Billionaire John Paulson’s hedge fund made $1 billion on the CDOs that contributed to the worst financial crisis since the Great Depression. Whalen, a banking analyst at Institutional Risk Analytics in Torrance, California, said that allegations the firm helped shop a package of debt they were actively betting against opened it up to litigation in the wake of the suit by the Securities and Exchange Commission.
“I’m not sure they will escape civil litigation arising from this,” Whalen said in a Bloomberg Radio interview with Tom Keene on April 16. “You can bet the parties who lost money here are going to be seeking redress.”
While buy-side firms don’t often sue their dealers or advisers, the SEC suit will have done most of the legwork and attracted publicity, opening the door for other parties to claim damages, Whalen said.
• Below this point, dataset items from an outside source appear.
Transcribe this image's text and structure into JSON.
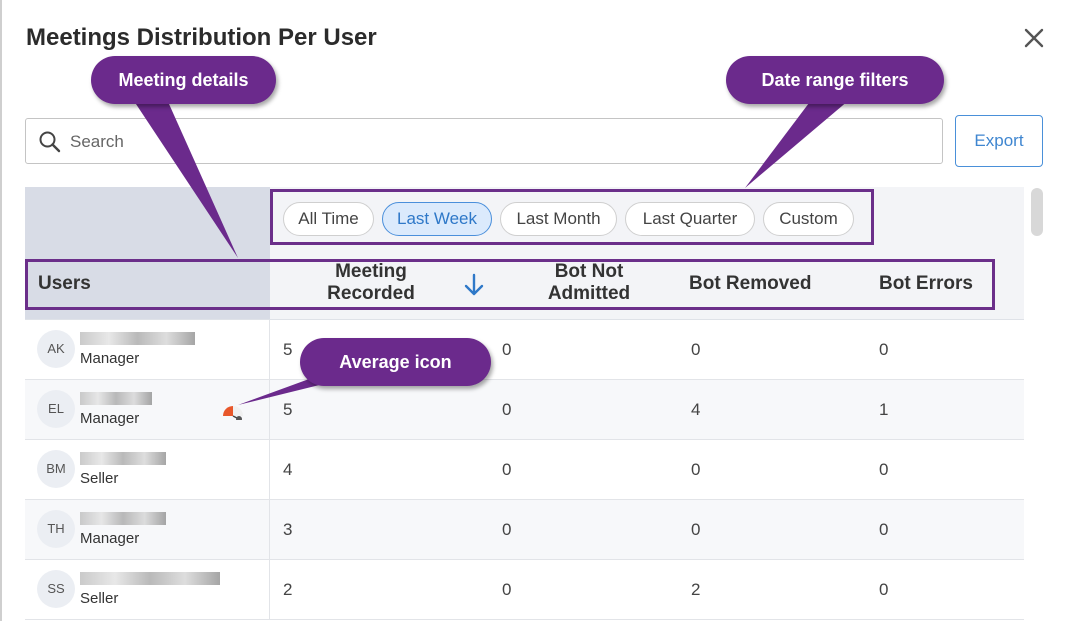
{
  "dialog": {
    "title": "Meetings Distribution Per User"
  },
  "search": {
    "placeholder": "Search",
    "value": ""
  },
  "export_label": "Export",
  "filters": {
    "options": [
      "All Time",
      "Last Week",
      "Last Month",
      "Last Quarter",
      "Custom"
    ],
    "selected": "Last Week"
  },
  "columns": {
    "users": "Users",
    "meeting_recorded_line1": "Meeting",
    "meeting_recorded_line2": "Recorded",
    "bot_not_admitted_line1": "Bot Not",
    "bot_not_admitted_line2": "Admitted",
    "bot_removed": "Bot Removed",
    "bot_errors": "Bot Errors"
  },
  "sort": {
    "column": "Meeting Recorded",
    "direction": "descending"
  },
  "rows": [
    {
      "initials": "AK",
      "role": "Manager",
      "meeting_recorded": "5",
      "bot_not_admitted": "0",
      "bot_removed": "0",
      "bot_errors": "0"
    },
    {
      "initials": "EL",
      "role": "Manager",
      "meeting_recorded": "5",
      "bot_not_admitted": "0",
      "bot_removed": "4",
      "bot_errors": "1"
    },
    {
      "initials": "BM",
      "role": "Seller",
      "meeting_recorded": "4",
      "bot_not_admitted": "0",
      "bot_removed": "0",
      "bot_errors": "0"
    },
    {
      "initials": "TH",
      "role": "Manager",
      "meeting_recorded": "3",
      "bot_not_admitted": "0",
      "bot_removed": "0",
      "bot_errors": "0"
    },
    {
      "initials": "SS",
      "role": "Seller",
      "meeting_recorded": "2",
      "bot_not_admitted": "0",
      "bot_removed": "2",
      "bot_errors": "0"
    }
  ],
  "annotations": {
    "meeting_details": "Meeting details",
    "date_range_filters": "Date range filters",
    "average_icon": "Average icon"
  },
  "colors": {
    "accent_blue": "#3f86d0",
    "callout_purple": "#6b2a8c",
    "average_icon_orange": "#e8572a"
  },
  "icons": {
    "search": "search-icon",
    "close": "close-icon",
    "sort": "arrow-down-icon",
    "average": "gauge-icon"
  }
}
Paulson & Co. said April 16 it had no authority over the selection of assets linked to the Goldman Sachs mortgage security from whose decline it later profited. Paulson oversees about $32 billion in hedge funds, third in the world behind JPMorgan Chase & Co. and Bridgewater Associates LP.
‘Duty of Care’
Goldman Sachs created and sold CDOs tied to subprime mortgages in early 2007, as the U.S. housing market faltered, without disclosing that Paulson’s hedge fund helped pick the underlying securities and bet against them, the SEC said in a statement today. Goldman told investors that ACA Management LLC, a firm that analyzes credit risk, selected the portfolio and didn’t disclose that Paulson helped pick the underlying debt, according to the SEC.
The banking system has too many firms with conflicts of interest such as Moody’s Investors Service Inc. and other credit rating companies that signed off on the CDOs, Whalen said.
“The old duty of care, know your customer, suitability, all the rules that made our market the envy of the world have been cast aside,” he said. “We’ve got to go back to the old- fashioned rules and say if you’re a banker and you sell somebody a security, you can’t knowingly work against their interests.”